Authorities from multiple countries have dismantled SocksEscort, a criminal residential proxy network that compromised routers and IoT devices in 163 countries and claimed about 369,000 victims since 2020. The network, which enabled large-scale fraud, reportedly earned approximately $5.8 million from its cybercriminal customers.

The coordinated operation, called Operation Lightning, involved Europol, the U.S. Department of Justice (DoJ), Lumen’s Black Lotus Labs, and the Shadowserver Foundation, alongside law enforcement from Austria, Bulgaria, France, Germany, Hungary, the Netherlands, and Romania. The takedown resulted in the seizure of 34 domains, 23 servers in seven countries, and the freezing of $3.5 million in cryptocurrency linked to the botnet.

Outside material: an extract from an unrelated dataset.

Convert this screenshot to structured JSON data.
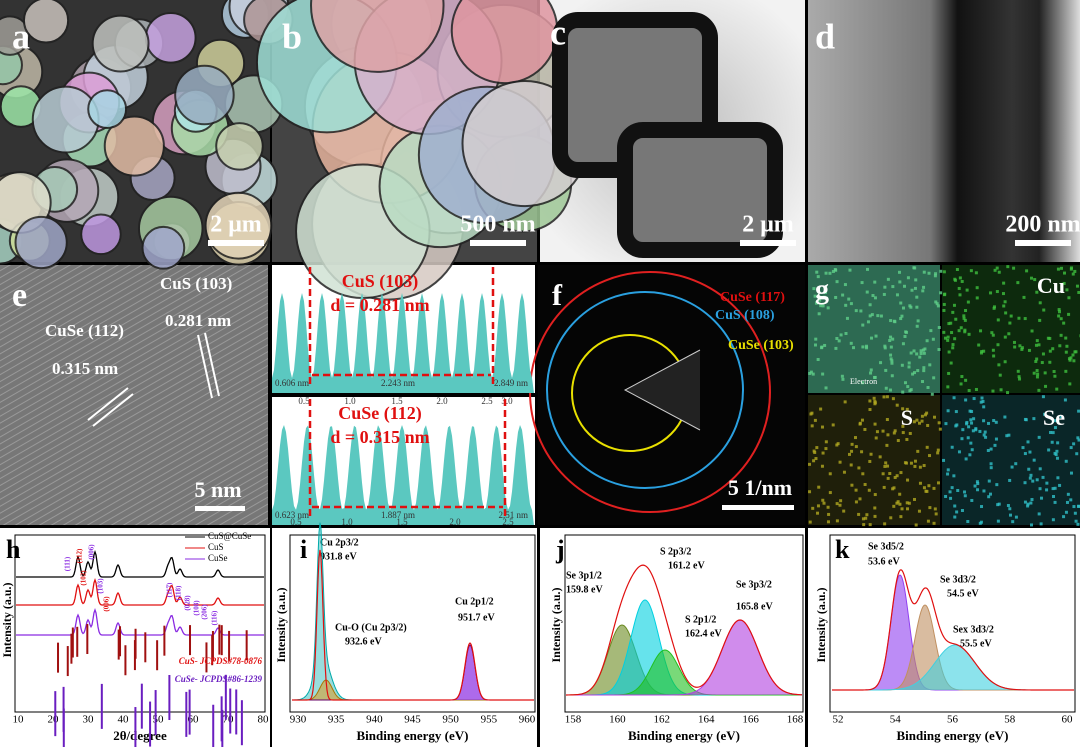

SocksEscort’s Modus Operandi:

• Exploited a vulnerability in residential modems from an unnamed vendor to infect devices.
• Employed AVRecon malware to turn infected routers into proxy nodes for criminals.
• Offered anonymized IP access for cybercrime, including fraud, spam, and other illicit activity.
• Maintained high activity levels, averaging 20,000 victims weekly since early 2024, with peak activity in January 2025 affecting over 15,000 victims daily.
• Over half of its victims were based in the U.S. and U.K.

Experts noted that SocksEscort exclusively marketed to cybercriminals. Gaining access to the backend infrastructure provides law enforcement with intelligence on other threat actors beyond the botnet operators, potentially disrupting broader criminal networks.

Key Takeaways:

• Proxy services like SocksEscort provide anonymity for cybercriminal activity, making them highly valuable for illicit operations.
• The botnet’s reach demonstrates the persistent vulnerability of residential and small office routers to malware exploitation.
• International collaboration is critical in tackling transnational cybercrime and dismantling complex botnet infrastructure.